«Некто» повествует о приключениях Ивлева; этот некто не совпадает с героем и не отделяется от него. Этот субъект вместе с героем находится в рамках фантасмагорической реальности сновидения. В результате художественный мир 〈…〉 дан в непосредственном представлении, в движении, в единстве зрительных, звуковых, ритмических образов [171].
Трудно сказать, когда Ивлев полностью отрывается от яви и погружается в область сновидений. Четкой границы сна в рассказе не проведено, весь текст смонтирован из различных кусочков, в которых, как в калейдоскопе, мелькают герои (сам Ивлев, Вукол, сын Вукола, учительница), пространства (дом Ивлева, зимняя дорога, Вуколова изба, Гренландия), звучат реплики, сопровождающиеся сбивчивыми размышлениями сновидца-Ивлева. Почти каждое предложение начинает новый абзац, отчего рассказ обретает графическую стройность, чем-то напоминающую стихи:
Каждый его (текста. – Е. К. ) компонент обособлен, графически отграничен от остальных, замкнут и закончен. Смена компонентов дает смену ракурсов, точек зрения – этим и обусловлена динамика «повествования» (изображения) при дискретности, бессвязности, незаконченности событийного развития. Следует отметить и постоянное чередование «панорамных кадров» и «крупных планов» [172].
Несмотря на почти стихотворные паузы между синтагмами, ритмичность и звукопись отдельных предложений, рассказ не становится стихотворением в прозе. Для стихотворного текста характерна некоторая нивелировка пространства, его условность. У Бунина внешняя обстановка не нивелируется, а, напротив, располагает к тому, чтобы вникнуть в нее, задержаться в каждом из описанных уголков. Все бунинские дома, усадьбы, аллеи уютны, тенисты, детальность интерьеров и пейзажей мешает тому, чтобы воспринимать текст как отточенную стихотворную структуру. Говорить здесь приходится о лиризме прозаического текста, проявляющемся в том, как прихотливо, по законам поэтической вязи пространства сменяют друг друга, соприкасаются и стыкуются между собой, будучи «пропущены» через сознание героя.
На смену сверкающему в предсонье пейзажу приходит история Вукола, которую, вероятнее всего, Ивлев видит во сне от начала до конца. Еле заметная граница сна в рассказе все-таки намечена деепричастием «глядя»:
И он, глядя, напряженно думал:
– Где же, однако, с учительницей встретиться. Разве поехать к Вуколовой избе.

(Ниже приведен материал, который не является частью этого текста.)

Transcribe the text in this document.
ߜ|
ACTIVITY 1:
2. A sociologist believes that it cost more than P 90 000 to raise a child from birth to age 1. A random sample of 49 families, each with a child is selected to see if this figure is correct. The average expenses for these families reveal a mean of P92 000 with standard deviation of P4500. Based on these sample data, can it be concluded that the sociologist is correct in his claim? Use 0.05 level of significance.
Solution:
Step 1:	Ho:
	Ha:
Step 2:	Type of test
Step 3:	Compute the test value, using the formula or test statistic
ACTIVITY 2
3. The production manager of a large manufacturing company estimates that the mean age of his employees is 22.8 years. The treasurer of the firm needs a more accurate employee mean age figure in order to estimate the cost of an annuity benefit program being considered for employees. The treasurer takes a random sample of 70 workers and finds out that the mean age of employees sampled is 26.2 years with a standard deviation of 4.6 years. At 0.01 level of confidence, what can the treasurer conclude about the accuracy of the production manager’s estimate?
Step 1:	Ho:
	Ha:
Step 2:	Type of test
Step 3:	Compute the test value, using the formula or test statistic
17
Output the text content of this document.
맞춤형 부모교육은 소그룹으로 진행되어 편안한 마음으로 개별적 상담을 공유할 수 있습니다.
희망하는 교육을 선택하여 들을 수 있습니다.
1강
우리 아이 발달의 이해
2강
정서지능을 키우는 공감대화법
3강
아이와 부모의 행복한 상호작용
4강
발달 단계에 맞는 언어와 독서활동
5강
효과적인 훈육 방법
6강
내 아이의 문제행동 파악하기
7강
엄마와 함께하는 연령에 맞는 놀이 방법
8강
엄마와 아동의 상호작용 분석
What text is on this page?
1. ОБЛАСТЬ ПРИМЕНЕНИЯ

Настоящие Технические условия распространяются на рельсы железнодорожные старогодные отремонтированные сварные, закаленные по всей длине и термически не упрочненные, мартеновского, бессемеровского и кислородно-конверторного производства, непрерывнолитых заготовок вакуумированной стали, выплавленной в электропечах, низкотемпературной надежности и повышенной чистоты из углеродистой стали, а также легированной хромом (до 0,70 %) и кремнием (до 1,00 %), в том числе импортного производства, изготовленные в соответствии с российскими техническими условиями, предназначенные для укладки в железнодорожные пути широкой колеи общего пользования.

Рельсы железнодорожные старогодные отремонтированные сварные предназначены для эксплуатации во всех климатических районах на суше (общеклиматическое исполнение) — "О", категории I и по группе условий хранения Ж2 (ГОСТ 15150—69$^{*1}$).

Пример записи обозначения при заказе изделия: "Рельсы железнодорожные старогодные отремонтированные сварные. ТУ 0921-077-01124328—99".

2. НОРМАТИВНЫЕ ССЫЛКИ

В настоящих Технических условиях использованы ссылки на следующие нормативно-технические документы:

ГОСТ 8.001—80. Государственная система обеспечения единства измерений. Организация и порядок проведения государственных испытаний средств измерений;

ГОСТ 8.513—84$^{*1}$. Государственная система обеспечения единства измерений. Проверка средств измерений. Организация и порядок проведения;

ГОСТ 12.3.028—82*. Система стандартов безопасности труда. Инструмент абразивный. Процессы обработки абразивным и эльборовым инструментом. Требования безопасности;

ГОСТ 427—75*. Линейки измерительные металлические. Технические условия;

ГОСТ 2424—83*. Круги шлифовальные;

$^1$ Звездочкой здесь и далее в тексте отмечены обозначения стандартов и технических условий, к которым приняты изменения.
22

И тотчас же в саду, в снежной пыли показался большой человек, шедший по аллее, утопая в снегу по пояс: седая борода развевается по ветру, на голове, на длинных прямых волосах, истертая шапка, на ногах валенки, на теле одна ветхая розовая рубаха (5; 20).
Это все тот же взгляд в окна кабинета на зимний сад, но на пейзаж наложены краски раздумий, мечтаний, так что неясно: в саду ли за окном, в мечтах ли «тотчас же» является человек, исполинской внешностью и старинным именем своим, Вукол, подсказывающий балладно-сказочную тему [173]. Чуть позже в тексте скользнет сравнение Вукола с медведем («по-медвежьи держал палку в посиневших руках»), а атмосфера «страха» будет сопутствовать балладно-сказочному герою еще до того, как наступит разрешение сюжета: гибель Вукола от руки собственного сына («Ах, – подумал Ивлев с радостью, – непременно случилось что-нибудь ужасное!», «он был страшен и жалок», и только позже: «И сын так крепко стукнул его костылем в темя, что он мгновенно отдал Богу душу» – 5; 20). По законам сна в душе Ивлева «ужасное» переживается раньше, чем оно свершилось, более того, ужас смешивается с радостью. Само же убийство как будто расплывается по всему отрывку о Вуколе: сначала старик по сугробам, с палкой в руках приходит к Ивлеву за щепоточкой «чайку», а вернувшись домой, получает от сына удар костылем в темя. Палка в посиневших руках Вукола и разящий костыль в руках сына, разделенные в тексте всего несколькими предложениями, причудливо перекликаются между собой, заставляют убийцу и его жертву зеркально отражаться друг в друге. Вукол и его сын теряют четкость контуров, сюжет отцеубийства тонет в какой-то дымке («Изба была вся голубая от дыму»), дрожащей в сонном сознании Ивлева.
В «подплывающем» событийном рисунке «Зимнего сна» угадывается, однако, один из характерных для Бунина сюжетов на тему русской жизни, который в других, более ранних рассказах, прописан многократно и четко – сюжет разорения и пропада, гибели родного дома:
Это был Вукол, разорившийся богач, живший в одинокой полевой избе с пьяницей-сыном.